Gandhi is Italian-born and Modi's Hindu nationalist party has in the past questioned her credentials to lead the country. Such attacks have since ceased and the powerful head of the Congress party is accepted as an Indian.
But in a campaign speech ahead of next week's election, Modi appeared to rake up her foreign origins again as he questioned the government's handling of the 2012 case involving the Italian marines who are facing trial in India.
He criticised the government for letting the two men go home during Christmas in 2012 and said they returned to India only after the Supreme Court cracked the whip.
"Who was it in Delhi who allowed them to flee On whose direction was the government acting" Modi asked at a campaign rally in the remote northeastern state of Arunachal Pradesh.
He spoke a day after Gandhi accused the opposition of pursuing a divisive ideology in a nation rich in diversity.
"Will Sonia Gandhi teach us patriotism I urge you madam, never question the patriotism of the 1.5 billion Indians in the country," Modi said.
"Italian soldiers kill our fishermen, they are allowed to go. Is that defending the country's interest And you are trying to give us a certificate in patriotism."
There was no immediate comment from the Congress which is fighting a tough election under the leadership of Sonia's son and the fourth generation member of the Nehru-Gandhi dynasty, Rahul Gandhi.

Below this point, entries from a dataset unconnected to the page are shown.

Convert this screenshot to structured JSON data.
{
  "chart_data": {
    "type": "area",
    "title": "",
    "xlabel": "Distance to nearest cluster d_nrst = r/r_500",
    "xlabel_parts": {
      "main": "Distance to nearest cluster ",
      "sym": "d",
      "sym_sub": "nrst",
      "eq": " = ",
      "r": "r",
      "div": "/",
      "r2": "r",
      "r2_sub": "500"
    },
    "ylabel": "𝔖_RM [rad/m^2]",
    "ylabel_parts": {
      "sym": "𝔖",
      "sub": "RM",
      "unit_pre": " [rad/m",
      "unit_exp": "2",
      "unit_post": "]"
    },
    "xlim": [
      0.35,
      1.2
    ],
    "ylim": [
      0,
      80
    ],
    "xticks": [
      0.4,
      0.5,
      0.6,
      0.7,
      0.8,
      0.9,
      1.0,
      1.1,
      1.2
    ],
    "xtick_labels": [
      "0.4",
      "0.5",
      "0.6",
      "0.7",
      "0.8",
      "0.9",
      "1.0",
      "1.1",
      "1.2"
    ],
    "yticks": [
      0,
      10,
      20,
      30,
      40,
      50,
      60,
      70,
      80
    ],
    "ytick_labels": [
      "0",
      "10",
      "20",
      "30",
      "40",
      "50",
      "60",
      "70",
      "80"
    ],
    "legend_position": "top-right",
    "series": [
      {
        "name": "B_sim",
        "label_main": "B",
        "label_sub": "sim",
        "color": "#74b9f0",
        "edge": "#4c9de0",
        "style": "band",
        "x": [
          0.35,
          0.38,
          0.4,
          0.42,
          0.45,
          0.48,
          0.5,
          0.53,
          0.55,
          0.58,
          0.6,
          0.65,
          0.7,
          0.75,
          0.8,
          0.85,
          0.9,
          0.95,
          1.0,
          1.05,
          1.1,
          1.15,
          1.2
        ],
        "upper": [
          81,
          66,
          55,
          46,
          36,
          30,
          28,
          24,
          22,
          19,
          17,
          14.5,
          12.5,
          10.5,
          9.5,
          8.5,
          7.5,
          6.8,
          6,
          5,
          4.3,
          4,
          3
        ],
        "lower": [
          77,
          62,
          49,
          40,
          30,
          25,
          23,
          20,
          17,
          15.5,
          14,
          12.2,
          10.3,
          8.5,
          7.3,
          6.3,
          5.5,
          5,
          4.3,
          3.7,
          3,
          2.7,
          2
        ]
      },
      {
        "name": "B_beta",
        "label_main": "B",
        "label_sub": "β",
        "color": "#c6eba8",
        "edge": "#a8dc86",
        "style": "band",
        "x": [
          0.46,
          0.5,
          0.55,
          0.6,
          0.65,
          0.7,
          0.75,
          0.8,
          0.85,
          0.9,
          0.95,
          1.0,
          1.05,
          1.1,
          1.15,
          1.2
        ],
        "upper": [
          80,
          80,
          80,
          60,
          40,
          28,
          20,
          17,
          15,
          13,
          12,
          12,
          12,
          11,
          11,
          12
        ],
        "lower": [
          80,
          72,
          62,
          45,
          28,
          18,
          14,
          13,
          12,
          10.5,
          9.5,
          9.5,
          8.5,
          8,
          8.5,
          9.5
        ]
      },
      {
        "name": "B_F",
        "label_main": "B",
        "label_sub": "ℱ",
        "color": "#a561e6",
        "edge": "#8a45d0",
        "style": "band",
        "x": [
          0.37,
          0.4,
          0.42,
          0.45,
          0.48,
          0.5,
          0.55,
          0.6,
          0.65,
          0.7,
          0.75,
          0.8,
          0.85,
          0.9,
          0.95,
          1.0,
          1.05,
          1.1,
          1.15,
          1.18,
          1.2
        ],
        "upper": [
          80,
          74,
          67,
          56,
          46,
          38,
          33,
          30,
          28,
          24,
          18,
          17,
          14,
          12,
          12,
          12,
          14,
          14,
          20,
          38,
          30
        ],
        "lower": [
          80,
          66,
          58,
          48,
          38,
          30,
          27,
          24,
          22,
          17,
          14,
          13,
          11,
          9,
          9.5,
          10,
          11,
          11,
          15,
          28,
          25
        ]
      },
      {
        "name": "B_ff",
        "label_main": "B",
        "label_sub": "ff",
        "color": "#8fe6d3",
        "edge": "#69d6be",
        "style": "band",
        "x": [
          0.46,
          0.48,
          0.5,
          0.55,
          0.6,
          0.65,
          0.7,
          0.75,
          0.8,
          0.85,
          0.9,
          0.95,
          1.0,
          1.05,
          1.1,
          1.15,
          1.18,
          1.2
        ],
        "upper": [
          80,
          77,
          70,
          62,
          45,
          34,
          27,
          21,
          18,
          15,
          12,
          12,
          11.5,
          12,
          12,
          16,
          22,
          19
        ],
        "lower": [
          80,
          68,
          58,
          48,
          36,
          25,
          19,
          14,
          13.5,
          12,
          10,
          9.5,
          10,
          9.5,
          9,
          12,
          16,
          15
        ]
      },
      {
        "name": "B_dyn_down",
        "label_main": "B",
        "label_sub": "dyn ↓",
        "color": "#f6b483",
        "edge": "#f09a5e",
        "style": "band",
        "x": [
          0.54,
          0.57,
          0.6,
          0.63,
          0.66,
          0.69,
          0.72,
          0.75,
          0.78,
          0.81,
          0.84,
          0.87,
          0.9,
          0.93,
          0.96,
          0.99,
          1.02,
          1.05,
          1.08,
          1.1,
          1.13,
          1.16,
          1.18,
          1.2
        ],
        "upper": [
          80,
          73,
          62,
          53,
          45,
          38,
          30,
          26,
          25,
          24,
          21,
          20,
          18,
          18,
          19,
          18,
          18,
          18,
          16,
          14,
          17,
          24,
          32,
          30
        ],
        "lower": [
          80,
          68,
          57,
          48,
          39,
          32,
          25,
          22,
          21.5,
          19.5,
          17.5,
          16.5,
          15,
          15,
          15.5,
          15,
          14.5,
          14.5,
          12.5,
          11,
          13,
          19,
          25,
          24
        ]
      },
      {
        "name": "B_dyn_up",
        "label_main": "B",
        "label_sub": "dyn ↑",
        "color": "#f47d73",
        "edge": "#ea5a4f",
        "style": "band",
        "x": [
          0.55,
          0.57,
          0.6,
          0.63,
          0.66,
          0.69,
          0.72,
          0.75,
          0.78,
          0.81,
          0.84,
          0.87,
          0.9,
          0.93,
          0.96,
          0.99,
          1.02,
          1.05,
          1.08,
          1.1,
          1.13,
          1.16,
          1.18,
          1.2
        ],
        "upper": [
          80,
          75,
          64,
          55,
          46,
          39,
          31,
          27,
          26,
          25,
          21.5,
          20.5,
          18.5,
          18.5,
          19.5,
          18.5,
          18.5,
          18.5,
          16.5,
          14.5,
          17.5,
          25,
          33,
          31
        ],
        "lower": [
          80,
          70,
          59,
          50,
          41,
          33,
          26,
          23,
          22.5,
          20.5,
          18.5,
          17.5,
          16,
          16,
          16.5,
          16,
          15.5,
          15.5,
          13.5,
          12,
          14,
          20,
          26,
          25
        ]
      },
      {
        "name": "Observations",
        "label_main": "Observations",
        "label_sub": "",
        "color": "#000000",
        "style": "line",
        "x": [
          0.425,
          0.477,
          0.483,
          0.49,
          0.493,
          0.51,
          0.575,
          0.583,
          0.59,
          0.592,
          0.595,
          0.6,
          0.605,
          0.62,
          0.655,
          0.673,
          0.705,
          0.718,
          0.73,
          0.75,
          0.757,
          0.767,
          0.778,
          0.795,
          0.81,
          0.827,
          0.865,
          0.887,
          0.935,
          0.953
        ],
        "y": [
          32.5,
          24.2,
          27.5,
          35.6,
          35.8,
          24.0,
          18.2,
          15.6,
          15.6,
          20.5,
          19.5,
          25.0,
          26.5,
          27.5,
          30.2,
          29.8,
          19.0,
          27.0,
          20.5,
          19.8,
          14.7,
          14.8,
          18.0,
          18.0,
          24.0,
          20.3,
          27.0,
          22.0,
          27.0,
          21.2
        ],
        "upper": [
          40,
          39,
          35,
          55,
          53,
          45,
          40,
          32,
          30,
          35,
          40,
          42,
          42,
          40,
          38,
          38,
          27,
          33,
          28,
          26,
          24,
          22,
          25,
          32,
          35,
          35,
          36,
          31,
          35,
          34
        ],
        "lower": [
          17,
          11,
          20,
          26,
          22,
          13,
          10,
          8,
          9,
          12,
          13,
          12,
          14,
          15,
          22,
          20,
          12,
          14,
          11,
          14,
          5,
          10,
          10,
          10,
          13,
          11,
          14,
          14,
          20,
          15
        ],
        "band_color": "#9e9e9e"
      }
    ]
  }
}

India has vowed to put the two Italians on trial but has dropped a plan to prosecute them under a tough new anti-piracy law.
The sailors, part of a military security team protecting a privately owned cargo ship, say they mistook the fishermen for pirates and fired warning shots into the water during the incident in February 2012, off the coast of Kerala state.
Modi demanded the government come clear on the whereabouts of the sailors, who are thought to be at the Italian embassy as they await trial. "Which prison are they in Who is responsible" he said.
Modi, a polarising figure, has throughout the campaign trained his guns on India's most powerful family, attacking Rahul as a privileged "shehzada," or prince.
Opinion polls suggest Modi's Bharatiya Janata Party-led alliance is increasing the lead over the ruling Congress party and its allies and is best placed to form a coalition government after the elections, set for April and May.
The BJP-led coalition could win 233 seats out of the 543 at stake, within striking distance of the 272 required to rule, a poll by ABP News-Nielsen said at the weekend. The ruling alliance could slip to 119 seats, it said.
Modi's personal ratings remained the highest, with 54 percent of those polled in March picking him for prime minister. The rating was down from 57 percent in February, however.
"You gave them 60 years, give me 60 months. I promise I will change the country," Modi told Monday's rally.